One month ago, families and parents of victims from the worst mass murders in U.S. history—Columbine, 9/11, Virginia Tech, Northern Illinois University, Aurora, the Oak Creek Sikh Temple, and Sandy Hook—called upon the White House and other elected officials to create a National Compassion Fund. We wanted one centralized, trusted fund that would be activated immediately after a tragedy with the sole purpose of ensuring that 100 percent of public and private donations be tax exempt and go directly to the victims.
We presented a protocol based on victim-compensation specialist Ken Feinberg’s model from Virginia Tech and Aurora, plus best practices learned from other tragedies like Columbine. We suggested that someone with Feinberg’s expertise—or Feinberg himself—help distribute the fund.
In the aftermath of Aurora, a father whose son was killed on 9/11 helped behind the scenes to educate the victims about the relatively unknown nonprofit shell game.
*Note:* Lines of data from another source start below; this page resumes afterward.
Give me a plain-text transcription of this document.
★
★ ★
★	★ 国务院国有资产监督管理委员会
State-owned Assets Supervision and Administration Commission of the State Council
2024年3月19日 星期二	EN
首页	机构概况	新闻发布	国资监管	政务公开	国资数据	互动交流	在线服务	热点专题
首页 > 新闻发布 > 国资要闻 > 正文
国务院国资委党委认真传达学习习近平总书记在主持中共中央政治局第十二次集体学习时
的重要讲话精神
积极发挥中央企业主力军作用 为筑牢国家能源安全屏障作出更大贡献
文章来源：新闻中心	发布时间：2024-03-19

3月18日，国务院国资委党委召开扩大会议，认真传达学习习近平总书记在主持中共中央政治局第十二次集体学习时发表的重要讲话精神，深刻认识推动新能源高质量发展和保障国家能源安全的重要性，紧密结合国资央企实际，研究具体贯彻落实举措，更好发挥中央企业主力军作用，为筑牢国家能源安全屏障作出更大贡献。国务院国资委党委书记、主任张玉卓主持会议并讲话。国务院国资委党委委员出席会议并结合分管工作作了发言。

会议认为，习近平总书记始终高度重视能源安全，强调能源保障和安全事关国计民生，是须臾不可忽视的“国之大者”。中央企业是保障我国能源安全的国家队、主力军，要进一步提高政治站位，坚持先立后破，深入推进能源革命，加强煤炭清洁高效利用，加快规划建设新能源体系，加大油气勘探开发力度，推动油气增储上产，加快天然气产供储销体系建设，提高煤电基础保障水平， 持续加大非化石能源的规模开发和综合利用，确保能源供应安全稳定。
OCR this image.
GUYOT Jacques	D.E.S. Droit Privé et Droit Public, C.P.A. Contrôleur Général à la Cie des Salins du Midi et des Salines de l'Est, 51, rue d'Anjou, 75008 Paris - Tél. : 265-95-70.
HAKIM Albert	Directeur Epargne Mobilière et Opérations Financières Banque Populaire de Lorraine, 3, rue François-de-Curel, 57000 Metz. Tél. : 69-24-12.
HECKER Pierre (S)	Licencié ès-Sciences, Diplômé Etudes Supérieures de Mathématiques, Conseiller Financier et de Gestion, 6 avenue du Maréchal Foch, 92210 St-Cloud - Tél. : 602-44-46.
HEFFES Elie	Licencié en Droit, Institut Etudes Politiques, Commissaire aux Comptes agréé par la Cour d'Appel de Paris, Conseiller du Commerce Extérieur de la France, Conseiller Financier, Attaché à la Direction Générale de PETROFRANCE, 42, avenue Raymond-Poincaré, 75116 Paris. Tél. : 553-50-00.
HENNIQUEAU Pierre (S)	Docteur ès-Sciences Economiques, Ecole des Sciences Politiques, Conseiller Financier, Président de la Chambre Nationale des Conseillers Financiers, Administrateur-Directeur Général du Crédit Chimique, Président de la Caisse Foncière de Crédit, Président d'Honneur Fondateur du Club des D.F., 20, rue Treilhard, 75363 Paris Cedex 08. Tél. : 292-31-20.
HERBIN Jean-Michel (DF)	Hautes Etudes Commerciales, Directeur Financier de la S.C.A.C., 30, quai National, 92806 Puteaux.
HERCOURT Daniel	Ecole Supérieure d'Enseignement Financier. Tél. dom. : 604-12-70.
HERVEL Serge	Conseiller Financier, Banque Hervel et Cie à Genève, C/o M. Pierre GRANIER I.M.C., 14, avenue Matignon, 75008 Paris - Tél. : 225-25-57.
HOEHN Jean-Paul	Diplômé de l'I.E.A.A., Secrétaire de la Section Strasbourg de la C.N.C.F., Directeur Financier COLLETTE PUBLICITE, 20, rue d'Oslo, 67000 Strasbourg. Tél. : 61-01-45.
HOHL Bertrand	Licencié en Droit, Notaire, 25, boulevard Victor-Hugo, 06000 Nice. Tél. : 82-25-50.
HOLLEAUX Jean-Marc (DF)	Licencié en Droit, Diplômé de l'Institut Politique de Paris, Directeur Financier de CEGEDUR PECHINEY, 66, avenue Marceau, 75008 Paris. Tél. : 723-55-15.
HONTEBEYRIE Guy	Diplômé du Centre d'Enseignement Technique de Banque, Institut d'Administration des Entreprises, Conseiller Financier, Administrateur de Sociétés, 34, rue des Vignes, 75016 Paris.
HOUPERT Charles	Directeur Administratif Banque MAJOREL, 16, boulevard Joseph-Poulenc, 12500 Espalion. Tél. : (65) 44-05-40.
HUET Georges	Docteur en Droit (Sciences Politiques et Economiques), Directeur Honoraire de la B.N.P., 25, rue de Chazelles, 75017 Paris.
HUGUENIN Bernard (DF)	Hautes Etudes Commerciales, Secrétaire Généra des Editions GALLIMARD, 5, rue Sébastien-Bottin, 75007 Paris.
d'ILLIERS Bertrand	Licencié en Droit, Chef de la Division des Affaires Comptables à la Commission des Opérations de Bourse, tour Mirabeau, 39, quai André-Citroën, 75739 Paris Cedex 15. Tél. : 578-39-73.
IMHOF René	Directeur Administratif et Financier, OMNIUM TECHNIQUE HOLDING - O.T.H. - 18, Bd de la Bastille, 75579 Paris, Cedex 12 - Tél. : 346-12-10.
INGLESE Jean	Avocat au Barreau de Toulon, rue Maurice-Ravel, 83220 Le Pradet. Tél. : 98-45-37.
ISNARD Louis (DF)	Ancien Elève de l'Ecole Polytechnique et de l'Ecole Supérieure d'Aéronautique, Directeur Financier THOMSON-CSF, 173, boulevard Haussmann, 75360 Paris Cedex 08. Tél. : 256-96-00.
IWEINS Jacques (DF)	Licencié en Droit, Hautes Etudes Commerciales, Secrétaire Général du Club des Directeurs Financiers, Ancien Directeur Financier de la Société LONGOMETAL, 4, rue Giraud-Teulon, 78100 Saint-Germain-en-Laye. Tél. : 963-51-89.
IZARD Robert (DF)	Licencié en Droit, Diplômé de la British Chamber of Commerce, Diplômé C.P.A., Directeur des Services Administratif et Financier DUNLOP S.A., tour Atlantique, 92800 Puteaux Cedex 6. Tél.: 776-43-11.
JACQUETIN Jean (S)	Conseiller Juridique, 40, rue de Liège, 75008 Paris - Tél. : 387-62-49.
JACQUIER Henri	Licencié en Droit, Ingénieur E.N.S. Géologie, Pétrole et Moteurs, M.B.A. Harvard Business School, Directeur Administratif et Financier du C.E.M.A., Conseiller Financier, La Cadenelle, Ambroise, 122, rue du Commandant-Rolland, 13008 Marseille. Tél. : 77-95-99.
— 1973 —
After 9/11, the Red Cross was found to have siphoned off $200 million from victims of terrorist attacks. He warned the Aurora families about what to expect and how to protect themselves.
Victims rarely see any of the multimillions of dollars raised.
After Sandy Hook, Aurora families worked behind the scenes to help the victims of Newtown. After the Boston bombing, the Sandy Hook families did the same.
You see, we are all one family, and family protects family. No one in grief and pain deserves to be revictimized.
The One Fund let it be known immediately in both word and action that donations to this fund would go directly to the victims. Checks will be cut by June 30 and the Fund will be kept open until Labor Day.
The result? In one week, The One Fund has collected more than $20 million, which will be directed solely to victims and their families.
Let’s compare that to:
- $5 million the United Way said was raised after Columbine. Each family of a deceased victim received 1 percent of the total raised and each seriously injured person received 3 percent. Victims' families were left with long-term needs as money was distributed elsewhere in the community.
- $5.9 million Community First raised in the two and a half months following the Aurora shootings. The first disbursement of funds went to 10 area nonprofits. While they were grieving, victims had to fight for access to money raised for them.
- $8 million Virginia Tech said it raised. Again victims were forced to fight for equitable distribution.
- $11 million the United Way said it raised for Newtown after four and a half months. Pressure from both the governor and the vast majority of the victims prompted United Way to allocate $4 million for the victims. Admitting that was a mistake, United Way announced last week that $7.7 million will be distributed to the victims, instead of the original $4 million.
What’s wrong with this picture?
All donations except for The One Fund were collected by old-school nonprofits where salaries, overhead, and regranting to other nonprofits are more important than the victims they are supposedly collecting for.
We are optimistic about The One Fund. It appears this time that public intent will be fulfilled and donations will reach the victims who are suffering so horribly with loss of life and unimaginable injuries—funeral costs, lost wages, home modifications, prosthetics, medical bills, physical therapy, and trauma counseling, to name just a few of the mounting costs.
There is no doubt that the public will remember each year on Patriot’s Day, and they will demonstrate their generosity yet again. So we say to Boston: keep The One Fund open for a couple of years to collect donations for the victims. Our family members in Boston are going to need it.
And we say to Washington: look to Boston as a model for establishing a National Compassion Fund. Before another unfortunate community becomes a part of our family.
This piece was submitted by 69 parents and family members of those murdered at Columbine High School, on September 11, at Virginia Tech University, Northern Illinois University, the Aurora movie theater, Oak Creek Sikh Temple, and Sandy Hook Elementary School.